Réunissant sur scène, dans l’esprit de Vilar ou encore à la façon du Théâtre du Peuple de Bussang, comédiens professionnels et amateurs, donnant à entendre les diverses langues des pays traversés – et l’on appréciera que par le biais de la traduction l’une des comédiennes nous permette d’entendre et “comprendre” le tamoul –, Caroline Guiela Nguyen nous plonge avec Lacrima, qui à l’été 2024 fit naître l’émotion au Festival d’Avignon, au cœur du monde de la haute couture. Alexander, le créateur, styliste et directeur artistique de la maison Beliana à Paris, qui tirera du travail des autres sa renommée et sa gloire, certain de son pouvoir, déconnecté des réalités ordinaires mais exigeant de tous l’impossible, ne sera vu que par le truchement de l’écran, le propos étant non de braquer les projecteurs sur lui, mais bien de mettre en lumière ces petites mains laborieuses, de qui l’on exige tout, jusqu’à l’abnégation, jusqu’à l’oubli des leurs, jusqu’à l’oubli d’elles-mêmes.

“L’atelier” est imaginé en 2025, tel un microcosme de notre monde, réparti en trois lieux liés par un projet commun, chacun apportant sa touche particulière à la création : à Paris sera conçue la robe de mariée destinée à la princesse d’Angleterre ; à Alençon sera réparé, à l’atelier du Musée national de la dentelle, le voile précieux, apporté avec mille précautions de l’établissement anglais où il est conservé ; à Mumbai seront réalisées, sur la longue traîne et le dos de la robe, de délicates broderies de perles précieuses.
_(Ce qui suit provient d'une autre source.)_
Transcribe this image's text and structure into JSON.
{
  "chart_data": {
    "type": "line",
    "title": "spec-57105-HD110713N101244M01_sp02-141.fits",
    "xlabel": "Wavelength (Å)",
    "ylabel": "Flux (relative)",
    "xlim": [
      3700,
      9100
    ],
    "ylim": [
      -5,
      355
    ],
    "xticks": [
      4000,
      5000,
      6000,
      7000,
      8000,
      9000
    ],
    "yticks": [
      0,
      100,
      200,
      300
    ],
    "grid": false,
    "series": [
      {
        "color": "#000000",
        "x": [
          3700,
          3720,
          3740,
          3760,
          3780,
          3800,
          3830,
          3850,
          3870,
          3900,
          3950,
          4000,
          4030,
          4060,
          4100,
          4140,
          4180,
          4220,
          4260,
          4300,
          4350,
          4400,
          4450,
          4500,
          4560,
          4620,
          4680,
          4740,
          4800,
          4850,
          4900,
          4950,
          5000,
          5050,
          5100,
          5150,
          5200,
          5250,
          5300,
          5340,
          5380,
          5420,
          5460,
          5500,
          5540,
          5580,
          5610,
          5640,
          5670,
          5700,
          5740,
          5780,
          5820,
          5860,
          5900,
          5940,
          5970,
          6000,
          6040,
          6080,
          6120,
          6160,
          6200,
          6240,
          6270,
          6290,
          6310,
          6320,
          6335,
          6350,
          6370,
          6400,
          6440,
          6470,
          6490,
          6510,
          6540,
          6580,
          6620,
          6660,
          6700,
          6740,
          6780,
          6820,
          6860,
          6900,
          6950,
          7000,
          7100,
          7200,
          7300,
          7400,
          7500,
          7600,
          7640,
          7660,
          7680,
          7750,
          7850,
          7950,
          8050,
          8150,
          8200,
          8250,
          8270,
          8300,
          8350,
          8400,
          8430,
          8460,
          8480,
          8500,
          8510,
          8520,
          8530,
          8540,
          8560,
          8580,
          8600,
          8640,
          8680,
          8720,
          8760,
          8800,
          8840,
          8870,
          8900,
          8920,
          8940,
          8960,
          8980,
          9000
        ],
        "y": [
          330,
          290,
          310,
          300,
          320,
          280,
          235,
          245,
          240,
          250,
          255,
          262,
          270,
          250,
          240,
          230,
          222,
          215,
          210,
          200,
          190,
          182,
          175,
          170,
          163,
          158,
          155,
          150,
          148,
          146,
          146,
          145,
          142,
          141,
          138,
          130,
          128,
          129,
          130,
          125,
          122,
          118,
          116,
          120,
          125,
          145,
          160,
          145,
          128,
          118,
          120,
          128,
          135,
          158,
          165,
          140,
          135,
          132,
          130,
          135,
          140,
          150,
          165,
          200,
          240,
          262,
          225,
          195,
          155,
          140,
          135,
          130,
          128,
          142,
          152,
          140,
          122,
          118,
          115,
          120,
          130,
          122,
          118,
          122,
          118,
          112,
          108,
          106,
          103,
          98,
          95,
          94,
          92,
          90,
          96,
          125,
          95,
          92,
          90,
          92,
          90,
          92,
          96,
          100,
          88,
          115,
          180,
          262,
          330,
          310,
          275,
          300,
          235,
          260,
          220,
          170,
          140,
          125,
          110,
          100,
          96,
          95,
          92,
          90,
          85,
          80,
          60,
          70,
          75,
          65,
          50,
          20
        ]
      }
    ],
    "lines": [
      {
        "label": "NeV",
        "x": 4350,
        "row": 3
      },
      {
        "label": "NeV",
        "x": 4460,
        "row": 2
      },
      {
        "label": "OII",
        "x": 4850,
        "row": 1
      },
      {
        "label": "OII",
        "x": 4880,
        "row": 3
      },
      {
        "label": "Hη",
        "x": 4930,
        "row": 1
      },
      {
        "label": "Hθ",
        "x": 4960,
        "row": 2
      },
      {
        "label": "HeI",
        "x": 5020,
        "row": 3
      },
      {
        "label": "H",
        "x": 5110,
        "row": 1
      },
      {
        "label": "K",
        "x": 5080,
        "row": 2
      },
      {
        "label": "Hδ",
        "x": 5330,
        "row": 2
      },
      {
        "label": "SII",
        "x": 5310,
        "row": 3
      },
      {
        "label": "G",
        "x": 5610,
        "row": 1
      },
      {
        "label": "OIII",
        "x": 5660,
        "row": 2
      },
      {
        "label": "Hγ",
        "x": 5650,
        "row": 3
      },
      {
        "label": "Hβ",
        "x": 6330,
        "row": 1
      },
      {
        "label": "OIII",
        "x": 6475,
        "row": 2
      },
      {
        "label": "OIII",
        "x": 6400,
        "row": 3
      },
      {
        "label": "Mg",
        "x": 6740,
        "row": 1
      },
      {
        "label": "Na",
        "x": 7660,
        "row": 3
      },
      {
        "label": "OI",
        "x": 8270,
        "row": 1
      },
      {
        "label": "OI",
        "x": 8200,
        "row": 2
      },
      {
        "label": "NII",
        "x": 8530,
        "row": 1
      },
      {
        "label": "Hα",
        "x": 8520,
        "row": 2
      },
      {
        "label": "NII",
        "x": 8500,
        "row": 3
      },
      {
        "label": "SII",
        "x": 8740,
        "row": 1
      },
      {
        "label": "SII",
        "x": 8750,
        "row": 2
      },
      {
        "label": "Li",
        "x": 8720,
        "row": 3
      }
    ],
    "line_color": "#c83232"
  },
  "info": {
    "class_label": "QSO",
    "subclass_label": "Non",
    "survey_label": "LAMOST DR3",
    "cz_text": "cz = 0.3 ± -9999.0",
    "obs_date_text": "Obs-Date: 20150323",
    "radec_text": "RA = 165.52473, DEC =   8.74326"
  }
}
Le fait que certains comédiens et comédiennes endossent plusieurs rôles en ces divers lieux, que sur le plateau les mêmes éléments mobiles dessinent l’un puis l’autre espace – voire plusieurs à la fois –, qu’enfin modélistes à Paris, dentelières à Alençon et brodeurs à Mumbai se voient liés par une clause de confidentialité et de silence, tout cela nous laisse à penser que le sort réservé aux ouvriers de la mode est le même sous tous les cieux. Que ces ouvriers forment une communauté exploitée, mise au service du rêve des autres. Le rêve est ici celui d’une princesse, anonyme, présente par sa voix seule, habitante d’un autre monde régi par d’autres valeurs, et qui ne sera identifiée que par ses seuls désirs, ou par ses ambitions : « Je décidai d’incarner l’histoire de notre pays en portant une robe inoubliable… », dit-elle, « Même après l’affaiblissement du Commonwealth, Shakespeare aurait pu dire “le soleil ne se couchera jamais sur la robe de la princesse d’Angleterre”. » Et, parlant des perles à coudre sur le satin et l’organza de soie : « La nacre des eaux du Sud et de Tahiti se trouverait ainsi accrochée à mon bassin. » 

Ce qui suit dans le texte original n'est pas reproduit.